Родители Кости отбыли на просмотр в Дом кино, вернуться должны были часов в одиннадцать, к этому сроку молодежь и собиралась разойтись. Кто-то, впрочем, сказал, что в Доме кино ресторан имеется, и наверняка предки раньше двенадцати не явятся. Но благоразумный Костя эту тему не поддержал и разговор перевел на кино, на последние фильмы, прошедшие на экранах, кто что видел, на кого какая картина впечатление произвела.
Смышленый, с обезьяньим подвижным личиком Гена Гостев авторитетно высказался о Неделе итальянских фильмов, на которой больше никто из присутствующих не сумел побывать. Гена, порадовав собравшихся пересказом острого сюжета, щегольнул вычитанной из рецензий оценкой итальянского кинематографа в целом, занялся со спокойной уже душой ухаживанием за Милочкой Озенко, предоставив трибуну следующему оратору. Но желающих высказаться оказалось много. В возникшем шуме, разноголосице некто выкрикнул фразу, сразу насторожившую остальных.
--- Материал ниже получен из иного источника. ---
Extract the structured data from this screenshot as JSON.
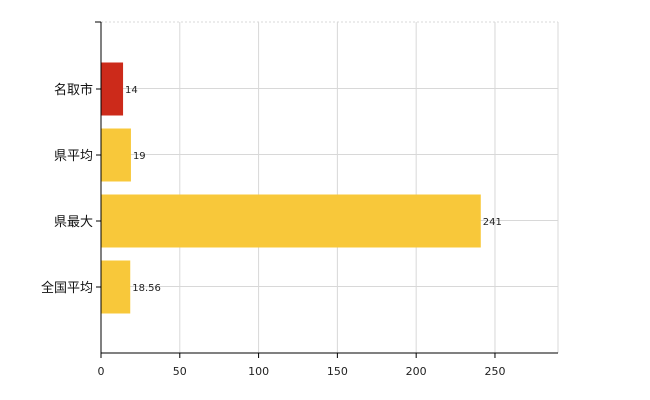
{
  "chart_data": {
    "type": "bar",
    "orientation": "horizontal",
    "categories": [
      "名取市",
      "県平均",
      "県最大",
      "全国平均"
    ],
    "values": [
      14,
      19,
      241,
      18.56
    ],
    "value_labels": [
      "14",
      "19",
      "241",
      "18.56"
    ],
    "bar_colors": [
      "#cc2a1a",
      "#f8c83a",
      "#f8c83a",
      "#f8c83a"
    ],
    "xlim": [
      0,
      290
    ],
    "xticks": [
      0,
      50,
      100,
      150,
      200,
      250
    ],
    "grid": true,
    "legend": "none"
  }
}
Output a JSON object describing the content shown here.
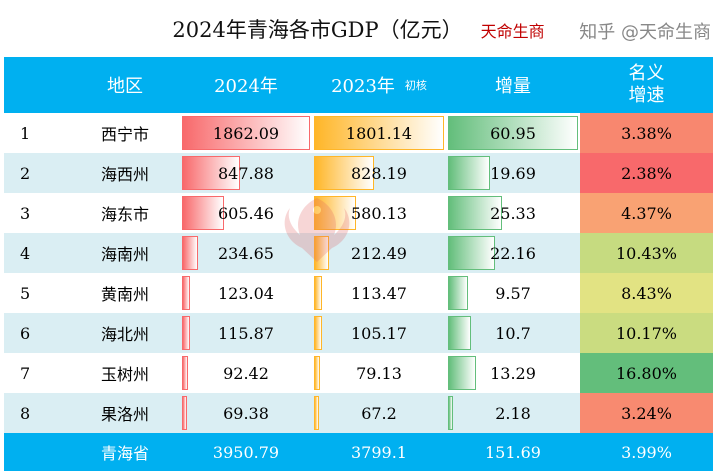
{
  "title": "2024年青海各市GDP（亿元）",
  "brand": "天命生商",
  "watermark": "天命生商",
  "zhihu_watermark": "知乎 @天命生商",
  "chart_data": {
    "type": "table",
    "headers": {
      "region": "地区",
      "y2024": "2024年",
      "y2023": "2023年",
      "y2023_note": "初核",
      "increment": "增量",
      "rate_line1": "名义",
      "rate_line2": "增速"
    },
    "rows": [
      {
        "rank": "1",
        "region": "西宁市",
        "y2024": 1862.09,
        "y2023": 1801.14,
        "increment": 60.95,
        "rate": "3.38%",
        "rate_color": "#f8876f"
      },
      {
        "rank": "2",
        "region": "海西州",
        "y2024": 847.88,
        "y2023": 828.19,
        "increment": 19.69,
        "rate": "2.38%",
        "rate_color": "#f8696b"
      },
      {
        "rank": "3",
        "region": "海东市",
        "y2024": 605.46,
        "y2023": 580.13,
        "increment": 25.33,
        "rate": "4.37%",
        "rate_color": "#f9a273"
      },
      {
        "rank": "4",
        "region": "海南州",
        "y2024": 234.65,
        "y2023": 212.49,
        "increment": 22.16,
        "rate": "10.43%",
        "rate_color": "#c6db80"
      },
      {
        "rank": "5",
        "region": "黄南州",
        "y2024": 123.04,
        "y2023": 113.47,
        "increment": 9.57,
        "rate": "8.43%",
        "rate_color": "#e2e383"
      },
      {
        "rank": "6",
        "region": "海北州",
        "y2024": 115.87,
        "y2023": 105.17,
        "increment": 10.7,
        "rate": "10.17%",
        "rate_color": "#cadc80"
      },
      {
        "rank": "7",
        "region": "玉树州",
        "y2024": 92.42,
        "y2023": 79.13,
        "increment": 13.29,
        "rate": "16.80%",
        "rate_color": "#63be7b"
      },
      {
        "rank": "8",
        "region": "果洛州",
        "y2024": 69.38,
        "y2023": 67.2,
        "increment": 2.18,
        "rate": "3.24%",
        "rate_color": "#f88a70"
      }
    ],
    "total": {
      "region": "青海省",
      "y2024": "3950.79",
      "y2023": "3799.1",
      "increment": "151.69",
      "rate": "3.99%"
    }
  },
  "colors": {
    "header": "#00b0f0",
    "alt_row": "#daeef3",
    "bar_2024": "#f8696b",
    "bar_2023": "#ffb628",
    "bar_inc": "#63be7b"
  }
}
И увильнуть этому «некто» не удалось, хотя он не предполагал, что все на него накинутся, не готов был к продолжительному спору — ляпнул, и все. Но на него наседали: «Нет, ты повтори, Воробьев. Повтори свое заявление и позицию свою объясни».
Какая неделикатность, жестокость… Откуда у Мишки Воробьева могла взяться позиция? Ее и у папы его не было, известного театрального критика, а Миша, близорукий, щекастый, только щурился, растерянно моргал, пытаясь уклониться от возмущенных, разгоряченных противников.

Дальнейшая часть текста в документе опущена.